Este era um comboio com história, para além do minério tem
ainda algo mais para acrescentar, não tão interessante quanto a apanha do
carvão que servia como um bem de ajuda familiar, mas outra ligação a esta
aldeia ficou registada por largos anos, bem menos interessante.
Uma das residentes naturais da Ponte do Celeiro era a tia
Helena, uma velhinha já muito curvadinha, agarrada a um pauzinho, que a acompanhava
sempre, da casa onde vivia com o filho e mais familiares chegados, na difícil vida
dos anos cinquenta, os velhinhos não tinham centros de dia, não tinham lares de
idosos, e cada um vivia como podia com o pouco que todas as famílias tinham.
A tia Helena gostava ainda de cuidar da horta da família, e
enquanto podia andar, ainda que muitas já fossem as suas dificuldades, não
deixava de ir, cultivar, regar, arrancar ervas daninhas, e até apanhar os
legumes que dentro das suas possibilidades, levaria até casa.
Era assim regularmente e era assim que lá passava uma grande
parte do seu dia, fazendo com as suas poucas posses, lentamente, o que seria
preciso para ter onde apanhar as suas verduras, a grande base para o seu
sustento, lembrando ainda que, na época não havia reformas nem subsídios, nem
ajudas alimentares para famílias carenciadas, e nas aldeias muitas pessoas
viviam sem dinheiro, comendo apenas o que a terra criava.

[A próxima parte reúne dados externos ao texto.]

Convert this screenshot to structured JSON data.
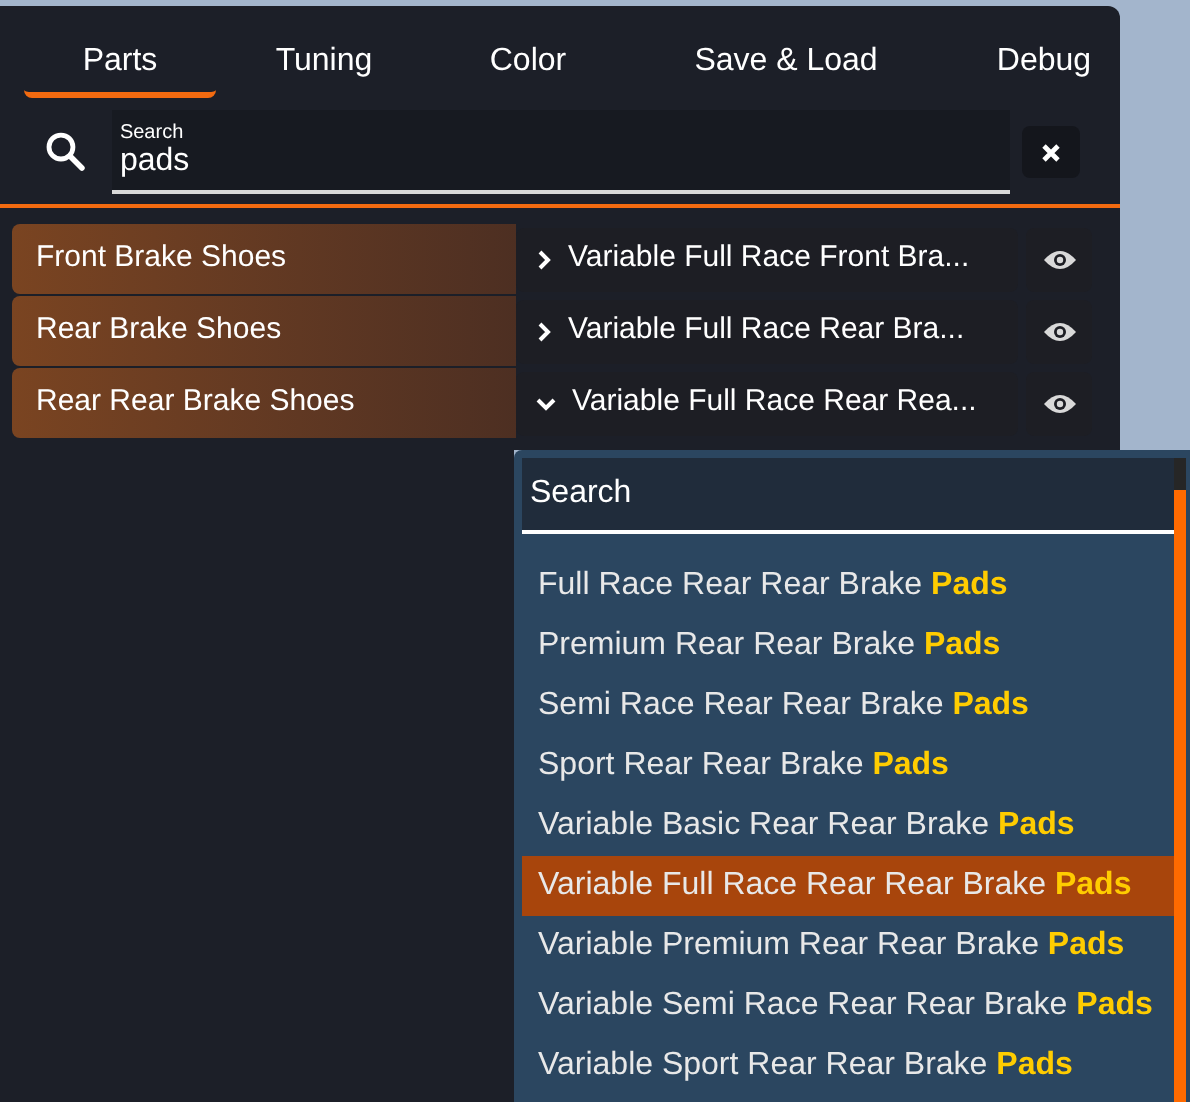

Talvez por isso mesmo, talvez porque já era difícil carregar
o fardo pesado dos anos, para a sua estrutura física, talvez porque já
precisava mais de ter quem olhasse e cuidasse de si própria, mais ainda, do que
ela já sem forças, ter de cuidar ainda dos outros, certo é que, a tia Helena
encontrou uma solução para todos os males da vida.
Possivelmente, seria uma situação já muito pensada por ela,
a solução estava à vista, e era fácil para ela, de a concretizar.

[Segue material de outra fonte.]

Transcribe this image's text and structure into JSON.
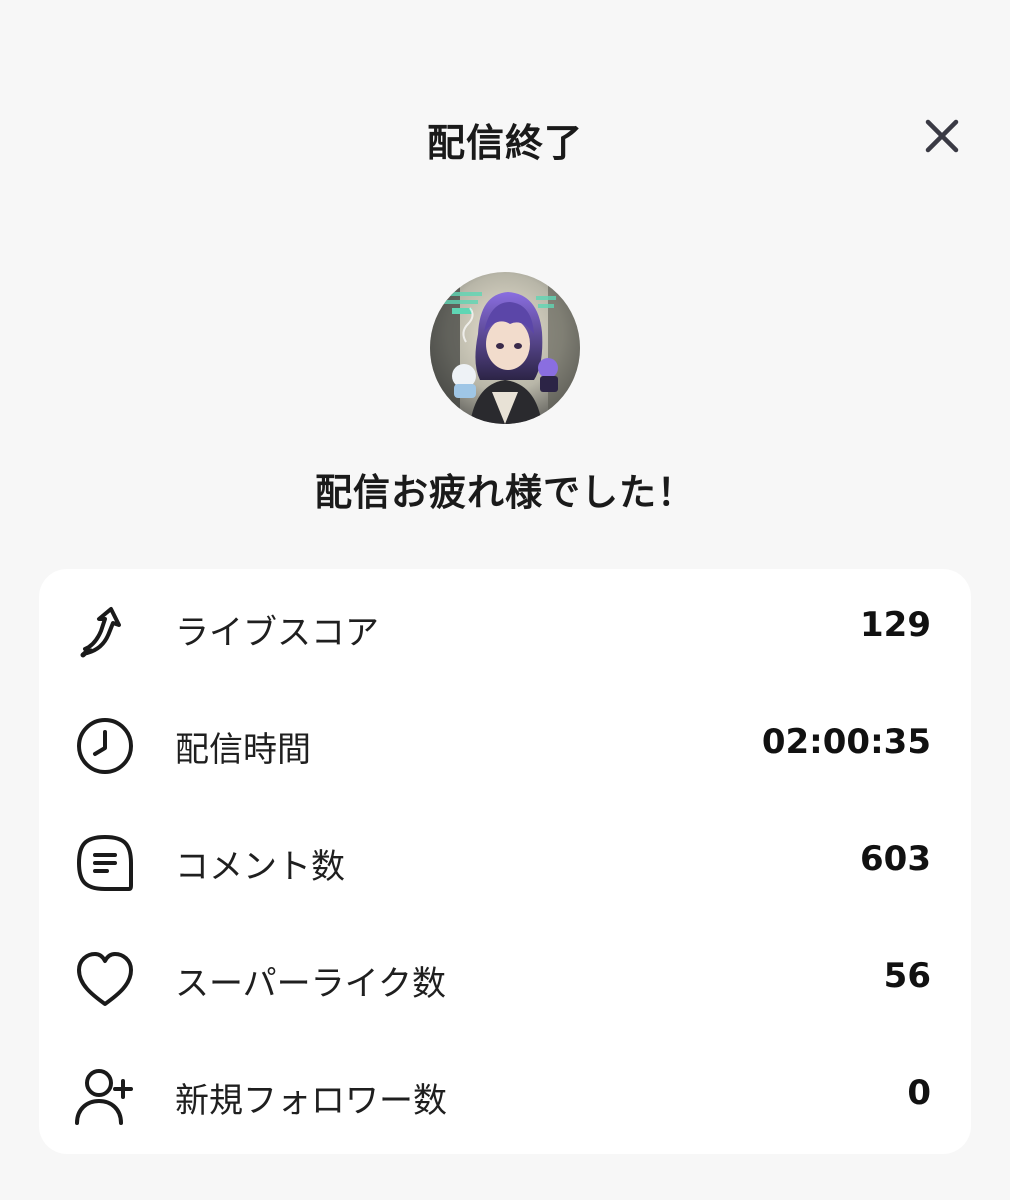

Num desses dia em que saiu de casa para a horta, nada faria
prever o que lhe ia na cabeça, tudo estaria certo, o caminho para a horta, a
conversa com quem se cruzou pelo caminho, até o seu trabalho normal da rega da horta estava perfeito, mas a hora estava a chegar, o comboio ia passar, viria
carregado, de Rio Maior para a Ponte de Asseca, como de costume.
A tia Helena não tinha relógio, mas sabia pela altura do sol,
quando as sombras iam chegando no sítio mais ou menos certo, comandadas pelo
sol - eram horas do comboio ir chegando.
Ela estaria atenta, estava já tudo programado na sua cabeça,
os seus olhos cansados já teriam olhado as sombras que avançavam, tantas vezes nessa
tarde, ao longe, ecoando pelos vales entre montes sobranceiros, alguém ouviria
o comboio, a tia Helena também o ouviu, desceu até à linha, o bater nos carris,
mesmo na sua pouca velocidade, já diria que estava perto.

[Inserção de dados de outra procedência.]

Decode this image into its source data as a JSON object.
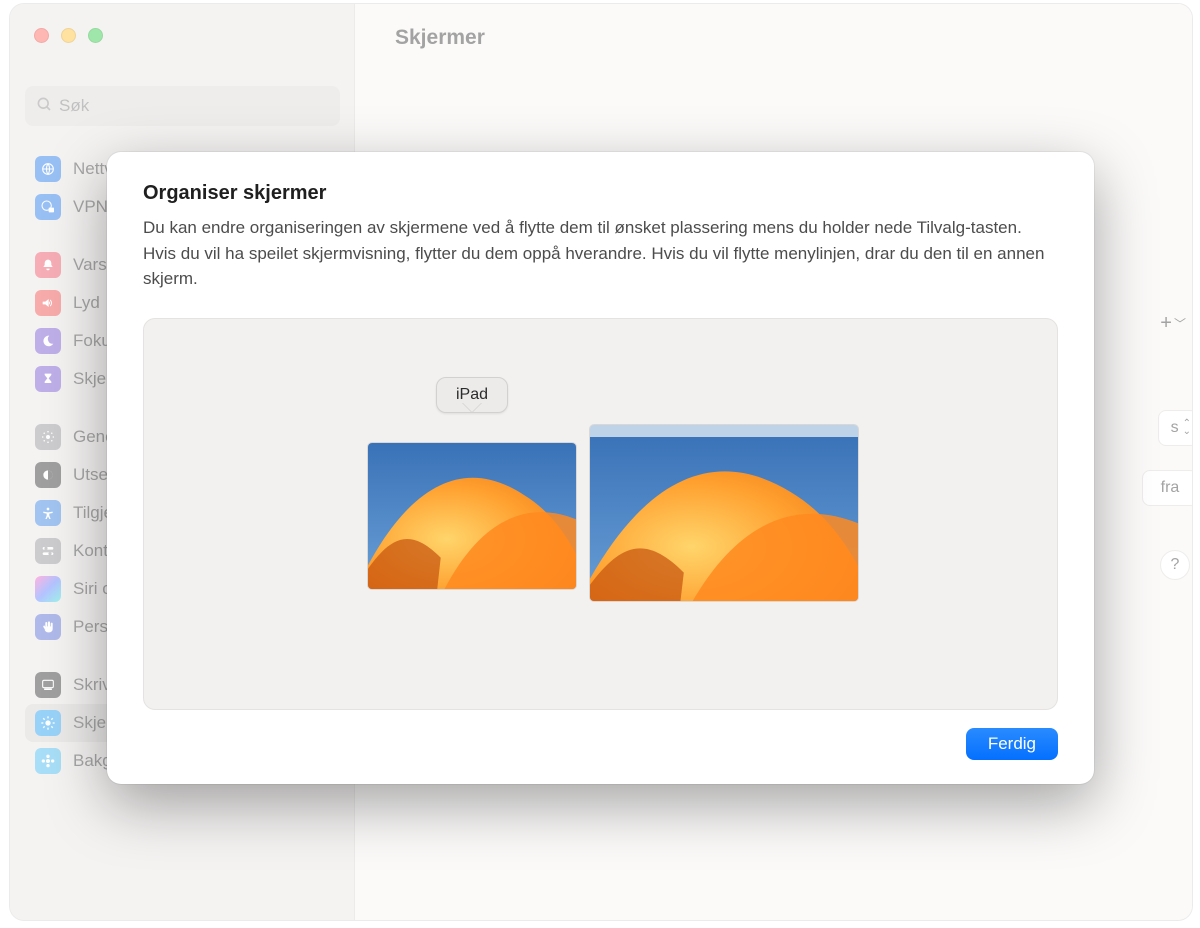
{
  "window": {
    "title": "Skjermer",
    "search_placeholder": "Søk",
    "right_stubs": {
      "s": "s",
      "fra": "fra",
      "help": "?"
    }
  },
  "sidebar": {
    "groups": [
      {
        "items": [
          {
            "label": "Nettverk"
          },
          {
            "label": "VPN"
          }
        ]
      },
      {
        "items": [
          {
            "label": "Varslinger"
          },
          {
            "label": "Lyd"
          },
          {
            "label": "Fokus"
          },
          {
            "label": "Skjermtid"
          }
        ]
      },
      {
        "items": [
          {
            "label": "Generelt"
          },
          {
            "label": "Utseende"
          },
          {
            "label": "Tilgjengelighet"
          },
          {
            "label": "Kontrollsenter"
          },
          {
            "label": "Siri og Spotlight"
          },
          {
            "label": "Personvern og sikkerhet"
          }
        ]
      },
      {
        "items": [
          {
            "label": "Skrivebord og Dock"
          },
          {
            "label": "Skjermer",
            "selected": true
          },
          {
            "label": "Bakgrunn"
          }
        ]
      }
    ]
  },
  "sheet": {
    "title": "Organiser skjermer",
    "description": "Du kan endre organiseringen av skjermene ved å flytte dem til ønsket plassering mens du holder nede Tilvalg-tasten. Hvis du vil ha speilet skjermvisning, flytter du dem oppå hverandre. Hvis du vil flytte menylinjen, drar du den til en annen skjerm.",
    "popover_label": "iPad",
    "done_label": "Ferdig"
  }
}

Na saída de uma curva, o comboio chiou, travou, tentou parar,
mas não conseguiu no tempo certo, na distância precisa e necessária, a tia
Helena estava lá, deitada, atravessando-se como se fosse uma chulipa, mas na versão
contrária, não suportava o carril, era o carril que apoiava o seu pescoço, tudo
terminou ali.
PAZ À TIA HELENA!!!
A vida tem de tudo, o lado simples e romântico, também o
duro, triste ou macabro, mas é vida, e a vida tem morte.